Такое искажение правды о существующем мире сводило Саревана с ума. Мир в краю потаскухи Асаниан вместе с тысячей ее лживых божков невозможен; руки Солнцерожденного не созданы для разрушения.
Даже находясь на пороге смерти, Сареван видел этот сон. Он прятался от кошмара, он спасался бегством, но повсюду обнаруживал лицо своего отца и отшатывался в безумном страхе. Вовсе не Мирейн выиграл битву за его жизнь, и не Вадин, подаривший ему свое имя и свою любовь, и даже не Элиан, объединявшая души их обоих.

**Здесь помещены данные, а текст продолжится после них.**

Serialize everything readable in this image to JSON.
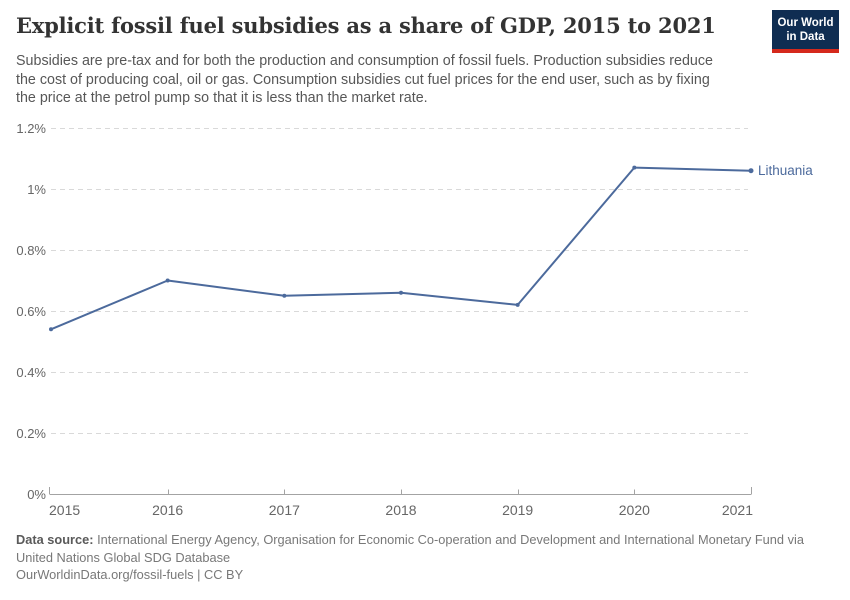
{
  "header": {
    "title": "Explicit fossil fuel subsidies as a share of GDP, 2015 to 2021",
    "subtitle": "Subsidies are pre-tax and for both the production and consumption of fossil fuels. Production subsidies reduce\nthe cost of producing coal, oil or gas. Consumption subsidies cut fuel prices for the end user, such as by fixing\nthe price at the petrol pump so that it is less than the market rate.",
    "logo": {
      "line1": "Our World",
      "line2": "in Data"
    }
  },
  "chart_data": {
    "type": "line",
    "title": "Explicit fossil fuel subsidies as a share of GDP, 2015 to 2021",
    "x": [
      2015,
      2016,
      2017,
      2018,
      2019,
      2020,
      2021
    ],
    "xticks": [
      "2015",
      "2016",
      "2017",
      "2018",
      "2019",
      "2020",
      "2021"
    ],
    "series": [
      {
        "name": "Lithuania",
        "color": "#4c6a9c",
        "values": [
          0.54,
          0.7,
          0.65,
          0.66,
          0.62,
          1.07,
          1.06
        ]
      }
    ],
    "ylim": [
      0,
      1.2
    ],
    "yticks": [
      {
        "v": 0,
        "label": "0%"
      },
      {
        "v": 0.2,
        "label": "0.2%"
      },
      {
        "v": 0.4,
        "label": "0.4%"
      },
      {
        "v": 0.6,
        "label": "0.6%"
      },
      {
        "v": 0.8,
        "label": "0.8%"
      },
      {
        "v": 1,
        "label": "1%"
      },
      {
        "v": 1.2,
        "label": "1.2%"
      }
    ],
    "grid": "horizontal-dashed",
    "legend": "end-of-line-label"
  },
  "colors": {
    "line": "#4c6a9c",
    "grid": "#d9d9d9",
    "axis": "#a3a3a3",
    "tick_label": "#666666",
    "logo_bg": "#0f2d52",
    "logo_bar": "#d5291c"
  },
  "footer": {
    "source_label": "Data source:",
    "source_text": "International Energy Agency, Organisation for Economic Co-operation and Development and International Monetary Fund via\nUnited Nations Global SDG Database",
    "link_text": "OurWorldinData.org/fossil-fuels | CC BY"
  }
}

Его вернул назад Красный князь Хан-Гилена, заново научивший его терпеть боль предвидения. Но прежде князя Орсана был кто-то другой. Он не помнил его лица, не знал, как звучит его голос; но этот кто-то боролся, не давая беспамятству овладеть Сареваном. Эта воля без имени и без лица заставила принца повернуться к свету, толкнула его в раскрытые объятия Мирейна.
Всего он вспомнить не мог. Он боролся. Он обрушил на отца всю свою ненависть. Он обозвал его лжецом, убийцей и еще похлеще. Он в полной мере раскрыл свое видение — и был побежден. Мирейн оказался сильнее.
— Я не допущу этого, — клятвенно заверил Солнцерожденный. — Не допущу. Я принесу народам мир и процветание и одержу победу над древним мраком. — А как же Асаниан?
— Асаниан мудра, она признает мою правоту. Она не слепа от рождения, а ослеплена. Но я подарю ей ясность моего видения.
Это обещание было истинным. Сареван жаждал его. В своем стремлении поверить он уступил доводам отца и наконец погрузился в исцеляющий сон.
И снова пришло видение. На этот раз Сареван не испытывал ужаса, но все же сон был зловещим и слишком похожим на воспоминание. Нечто столь же ясное, как пророчество, привело его в заросли кустарника на границе Карманлиоса, где он нашел раненого ребенка, который по воле судьбы, по рождению и по необходимости должен был стать его величайшим врагом. И тем не менее прежде всего это был ребенок, к тому же опасно раненный. Хирел так никогда и не узнает, как близко он подошел к смерти и какой трудной оказалась борьба за жизнь его тела и разума. В нем не было магии, однако он обладал упорно сопротивлявшейся волей или силой, имени которой Сареван не знал.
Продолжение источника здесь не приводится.